JPMorgan's Jamie Dimon expects trading revenues to fall sharply, possibly by as much as half



JPMorgan and Citigroup are the two biggest fixed income dealers and their second-quarter results on Tuesday confirmed another surge in debt trading revenues.

JPMorgan generated $7.3 billion of fixed income trading revenue for a 99% increase over the same quarter in 2019, while Citi produced $5.59 billion for a 68% rise.

The two banks were also beneficiaries of the Federal Reserve-sponsored boom in corporate bond issuance. JPMorgan’s debt capital markets revenue rose by 55% compared with the second quarter of 2019, for a total of $1.26 billion, while Citi increased bond underwriting income by 41% to just over $1 billion.

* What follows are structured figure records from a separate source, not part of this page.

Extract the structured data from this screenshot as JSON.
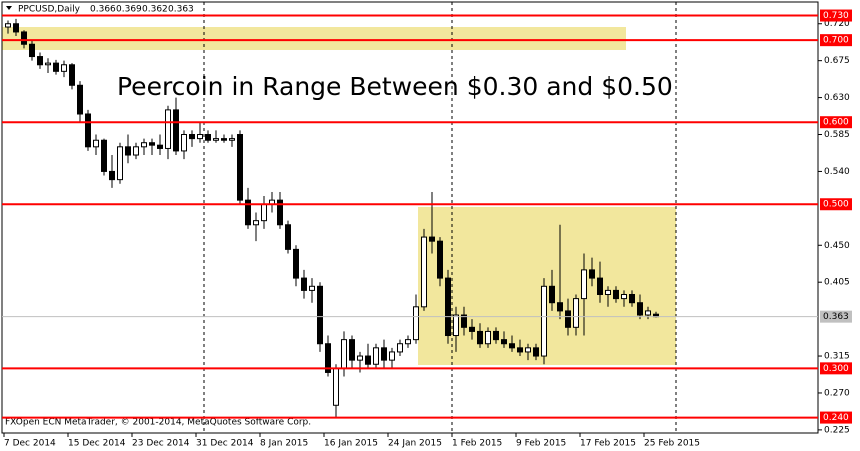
{
  "chart_data": {
    "type": "candlestick",
    "header": "PPCUSD,Daily",
    "annotation": "Peercoin in Range Between $0.30 and $0.50",
    "footer": "FXOpen ECN MetaTrader, © 2001-2014, MetaQuotes Software Corp.",
    "categories": [
      "7 Dec 2014",
      null,
      null,
      null,
      null,
      null,
      null,
      null,
      "15 Dec 2014",
      null,
      null,
      null,
      null,
      null,
      null,
      null,
      "23 Dec 2014",
      null,
      null,
      null,
      null,
      null,
      null,
      null,
      "31 Dec 2014",
      null,
      null,
      null,
      null,
      null,
      null,
      null,
      "8 Jan 2015",
      null,
      null,
      null,
      null,
      null,
      null,
      null,
      "16 Jan 2015",
      null,
      null,
      null,
      null,
      null,
      null,
      null,
      "24 Jan 2015",
      null,
      null,
      null,
      null,
      null,
      null,
      null,
      "1 Feb 2015",
      null,
      null,
      null,
      null,
      null,
      null,
      null,
      "9 Feb 2015",
      null,
      null,
      null,
      null,
      null,
      null,
      null,
      "17 Feb 2015",
      null,
      null,
      null,
      null,
      null,
      null,
      null,
      "25 Feb 2015",
      null
    ],
    "open": [
      0.716,
      0.72,
      0.71,
      0.695,
      0.68,
      0.67,
      0.672,
      0.662,
      0.67,
      0.645,
      0.61,
      0.57,
      0.578,
      0.54,
      0.53,
      0.57,
      0.56,
      0.57,
      0.575,
      0.572,
      0.568,
      0.615,
      0.565,
      0.585,
      0.58,
      0.585,
      0.578,
      0.58,
      0.578,
      0.585,
      0.505,
      0.475,
      0.48,
      0.5,
      0.505,
      0.475,
      0.445,
      0.41,
      0.395,
      0.4,
      0.33,
      0.255,
      0.3,
      0.335,
      0.31,
      0.315,
      0.305,
      0.325,
      0.31,
      0.32,
      0.33,
      0.335,
      0.375,
      0.46,
      0.455,
      0.41,
      0.34,
      0.365,
      0.35,
      0.345,
      0.33,
      0.345,
      0.335,
      0.33,
      0.325,
      0.32,
      0.325,
      0.315,
      0.4,
      0.38,
      0.37,
      0.35,
      0.385,
      0.42,
      0.41,
      0.39,
      0.395,
      0.385,
      0.39,
      0.38,
      0.365,
      0.366
    ],
    "high": [
      0.724,
      0.726,
      0.712,
      0.7,
      0.685,
      0.678,
      0.676,
      0.675,
      0.672,
      0.65,
      0.615,
      0.585,
      0.58,
      0.56,
      0.575,
      0.585,
      0.575,
      0.58,
      0.58,
      0.585,
      0.62,
      0.63,
      0.59,
      0.59,
      0.6,
      0.59,
      0.59,
      0.585,
      0.585,
      0.59,
      0.52,
      0.49,
      0.51,
      0.515,
      0.515,
      0.48,
      0.45,
      0.42,
      0.41,
      0.405,
      0.34,
      0.305,
      0.345,
      0.34,
      0.32,
      0.33,
      0.33,
      0.335,
      0.325,
      0.335,
      0.34,
      0.39,
      0.47,
      0.515,
      0.46,
      0.42,
      0.375,
      0.375,
      0.36,
      0.355,
      0.35,
      0.35,
      0.345,
      0.34,
      0.335,
      0.33,
      0.33,
      0.41,
      0.42,
      0.475,
      0.385,
      0.39,
      0.44,
      0.435,
      0.43,
      0.4,
      0.4,
      0.395,
      0.395,
      0.39,
      0.375,
      0.369
    ],
    "low": [
      0.708,
      0.705,
      0.69,
      0.675,
      0.665,
      0.66,
      0.658,
      0.655,
      0.64,
      0.6,
      0.565,
      0.56,
      0.535,
      0.52,
      0.525,
      0.55,
      0.555,
      0.56,
      0.56,
      0.56,
      0.555,
      0.56,
      0.555,
      0.57,
      0.575,
      0.575,
      0.575,
      0.575,
      0.57,
      0.5,
      0.47,
      0.455,
      0.47,
      0.49,
      0.47,
      0.44,
      0.4,
      0.385,
      0.38,
      0.32,
      0.29,
      0.24,
      0.29,
      0.3,
      0.295,
      0.3,
      0.3,
      0.3,
      0.3,
      0.315,
      0.325,
      0.33,
      0.37,
      0.44,
      0.4,
      0.33,
      0.32,
      0.34,
      0.335,
      0.325,
      0.325,
      0.33,
      0.325,
      0.32,
      0.315,
      0.31,
      0.31,
      0.305,
      0.37,
      0.36,
      0.34,
      0.34,
      0.34,
      0.4,
      0.38,
      0.375,
      0.38,
      0.375,
      0.375,
      0.36,
      0.36,
      0.362
    ],
    "close": [
      0.72,
      0.71,
      0.695,
      0.68,
      0.67,
      0.672,
      0.662,
      0.67,
      0.645,
      0.61,
      0.57,
      0.578,
      0.54,
      0.53,
      0.57,
      0.56,
      0.57,
      0.575,
      0.572,
      0.568,
      0.615,
      0.565,
      0.585,
      0.58,
      0.585,
      0.578,
      0.58,
      0.578,
      0.58,
      0.505,
      0.475,
      0.48,
      0.5,
      0.505,
      0.475,
      0.445,
      0.41,
      0.395,
      0.4,
      0.33,
      0.295,
      0.3,
      0.335,
      0.31,
      0.315,
      0.305,
      0.325,
      0.31,
      0.32,
      0.33,
      0.335,
      0.375,
      0.46,
      0.455,
      0.41,
      0.34,
      0.365,
      0.35,
      0.345,
      0.33,
      0.345,
      0.335,
      0.33,
      0.325,
      0.32,
      0.325,
      0.315,
      0.4,
      0.38,
      0.37,
      0.35,
      0.385,
      0.42,
      0.41,
      0.39,
      0.395,
      0.385,
      0.39,
      0.38,
      0.365,
      0.37,
      0.363
    ],
    "ylim": [
      0.2212,
      0.7465
    ],
    "yticks": [
      {
        "value": 0.72,
        "label": "0.720"
      },
      0.675,
      {
        "value": 0.63,
        "label": "0.630"
      },
      0.585,
      {
        "value": 0.54,
        "label": "0.540"
      },
      {
        "value": 0.45,
        "label": "0.450"
      },
      0.405,
      0.315,
      {
        "value": 0.27,
        "label": "0.270"
      },
      0.225
    ],
    "levels": [
      {
        "value": 0.73,
        "label": "0.730"
      },
      {
        "value": 0.7,
        "label": "0.700"
      },
      {
        "value": 0.6,
        "label": "0.600"
      },
      {
        "value": 0.5,
        "label": "0.500"
      },
      {
        "value": 0.3,
        "label": "0.300"
      },
      {
        "value": 0.24,
        "label": "0.240"
      }
    ],
    "level_color": "#ff0000",
    "up_color": "#ffffff",
    "down_color": "#000000"
  }
}
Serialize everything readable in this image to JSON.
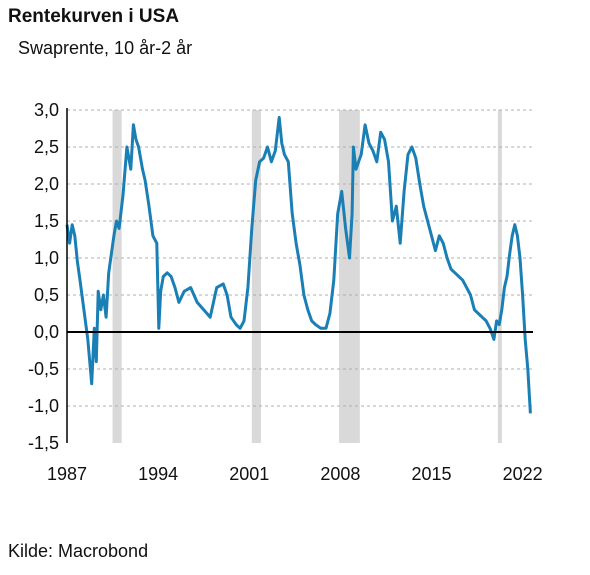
{
  "title": "Rentekurven i USA",
  "subtitle": "Swaprente, 10 år-2 år",
  "source": "Kilde: Macrobond",
  "colors": {
    "line": "#1a7fb5",
    "recession": "#d9d9d9",
    "grid": "#b0b0b0",
    "axis": "#000000"
  },
  "chart_data": {
    "type": "line",
    "title": "Rentekurven i USA",
    "subtitle": "Swaprente, 10 år-2 år",
    "ylabel": "",
    "xlabel": "",
    "xlim": [
      1987,
      2022.8
    ],
    "ylim": [
      -1.5,
      3.0
    ],
    "x_ticks": [
      {
        "value": 1987,
        "label": "1987"
      },
      {
        "value": 1994,
        "label": "1994"
      },
      {
        "value": 2001,
        "label": "2001"
      },
      {
        "value": 2008,
        "label": "2008"
      },
      {
        "value": 2015,
        "label": "2015"
      },
      {
        "value": 2022,
        "label": "2022"
      }
    ],
    "y_ticks": [
      {
        "value": 3.0,
        "label": "3,0"
      },
      {
        "value": 2.5,
        "label": "2,5"
      },
      {
        "value": 2.0,
        "label": "2,0"
      },
      {
        "value": 1.5,
        "label": "1,5"
      },
      {
        "value": 1.0,
        "label": "1,0"
      },
      {
        "value": 0.5,
        "label": "0,5"
      },
      {
        "value": 0.0,
        "label": "0,0"
      },
      {
        "value": -0.5,
        "label": "-0,5"
      },
      {
        "value": -1.0,
        "label": "-1,0"
      },
      {
        "value": -1.5,
        "label": "-1,5"
      }
    ],
    "grid": "horizontal dashed",
    "recessions": [
      [
        1990.5,
        1991.2
      ],
      [
        2001.2,
        2001.9
      ],
      [
        2007.9,
        2009.5
      ],
      [
        2020.1,
        2020.4
      ]
    ],
    "series": [
      {
        "x": [
          1987.0,
          1987.2,
          1987.4,
          1987.6,
          1987.8,
          1988.0,
          1988.3,
          1988.6,
          1988.9,
          1989.1,
          1989.25,
          1989.4,
          1989.6,
          1989.8,
          1990.0,
          1990.2,
          1990.4,
          1990.6,
          1990.8,
          1991.0,
          1991.3,
          1991.6,
          1991.9,
          1992.1,
          1992.3,
          1992.5,
          1992.8,
          1993.0,
          1993.3,
          1993.6,
          1993.9,
          1994.05,
          1994.2,
          1994.4,
          1994.7,
          1995.0,
          1995.3,
          1995.6,
          1996.0,
          1996.5,
          1997.0,
          1997.5,
          1998.0,
          1998.5,
          1999.0,
          1999.3,
          1999.6,
          2000.0,
          2000.3,
          2000.6,
          2000.9,
          2001.2,
          2001.5,
          2001.8,
          2002.1,
          2002.4,
          2002.7,
          2003.0,
          2003.3,
          2003.5,
          2003.7,
          2004.0,
          2004.3,
          2004.6,
          2004.9,
          2005.2,
          2005.5,
          2005.8,
          2006.1,
          2006.5,
          2006.9,
          2007.2,
          2007.5,
          2007.8,
          2008.1,
          2008.4,
          2008.7,
          2008.9,
          2009.0,
          2009.2,
          2009.4,
          2009.6,
          2009.9,
          2010.2,
          2010.5,
          2010.8,
          2011.1,
          2011.4,
          2011.7,
          2012.0,
          2012.3,
          2012.6,
          2012.9,
          2013.2,
          2013.5,
          2013.8,
          2014.1,
          2014.4,
          2014.7,
          2015.0,
          2015.3,
          2015.6,
          2015.9,
          2016.2,
          2016.5,
          2016.8,
          2017.1,
          2017.4,
          2017.7,
          2018.0,
          2018.3,
          2018.6,
          2018.9,
          2019.2,
          2019.5,
          2019.8,
          2020.0,
          2020.2,
          2020.4,
          2020.6,
          2020.8,
          2021.0,
          2021.2,
          2021.4,
          2021.6,
          2021.8,
          2022.0,
          2022.2,
          2022.4,
          2022.6
        ],
        "y": [
          1.45,
          1.2,
          1.45,
          1.3,
          0.95,
          0.7,
          0.3,
          -0.1,
          -0.7,
          0.05,
          -0.4,
          0.55,
          0.3,
          0.5,
          0.2,
          0.8,
          1.05,
          1.3,
          1.5,
          1.4,
          1.85,
          2.5,
          2.2,
          2.8,
          2.6,
          2.5,
          2.2,
          2.05,
          1.7,
          1.3,
          1.2,
          0.05,
          0.55,
          0.75,
          0.8,
          0.75,
          0.6,
          0.4,
          0.55,
          0.6,
          0.4,
          0.3,
          0.2,
          0.6,
          0.65,
          0.5,
          0.2,
          0.1,
          0.05,
          0.15,
          0.6,
          1.4,
          2.05,
          2.3,
          2.35,
          2.5,
          2.3,
          2.45,
          2.9,
          2.55,
          2.4,
          2.3,
          1.6,
          1.2,
          0.9,
          0.5,
          0.3,
          0.15,
          0.1,
          0.05,
          0.05,
          0.25,
          0.7,
          1.6,
          1.9,
          1.4,
          1.0,
          1.6,
          2.5,
          2.2,
          2.3,
          2.4,
          2.8,
          2.55,
          2.45,
          2.3,
          2.7,
          2.6,
          2.3,
          1.5,
          1.7,
          1.2,
          1.9,
          2.4,
          2.5,
          2.35,
          2.0,
          1.7,
          1.5,
          1.3,
          1.1,
          1.3,
          1.2,
          1.0,
          0.85,
          0.8,
          0.75,
          0.7,
          0.6,
          0.5,
          0.3,
          0.25,
          0.2,
          0.15,
          0.05,
          -0.1,
          0.15,
          0.1,
          0.3,
          0.6,
          0.75,
          1.05,
          1.3,
          1.45,
          1.3,
          1.0,
          0.5,
          -0.1,
          -0.5,
          -1.1
        ]
      }
    ]
  }
}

When things get bad in trading, spreads gap out – and all of sudden you’re making money in trading - Jamie Dimon, JPMorgan


JPMorgan’s value-at-risk for its corporate and investment bank also increased sharply to $127 million, for a rise of 189% compared with the second quarter of 2019, and 119% compared with the first quarter of 2020. 

The extra risk – almost all in higher fixed income exposure – seems to have been taken wisely, given that the increase in trading revenue was helped by what chief financial officer Jennifer Piepszak described as an ability “to better monetize flows”, especially in macro products.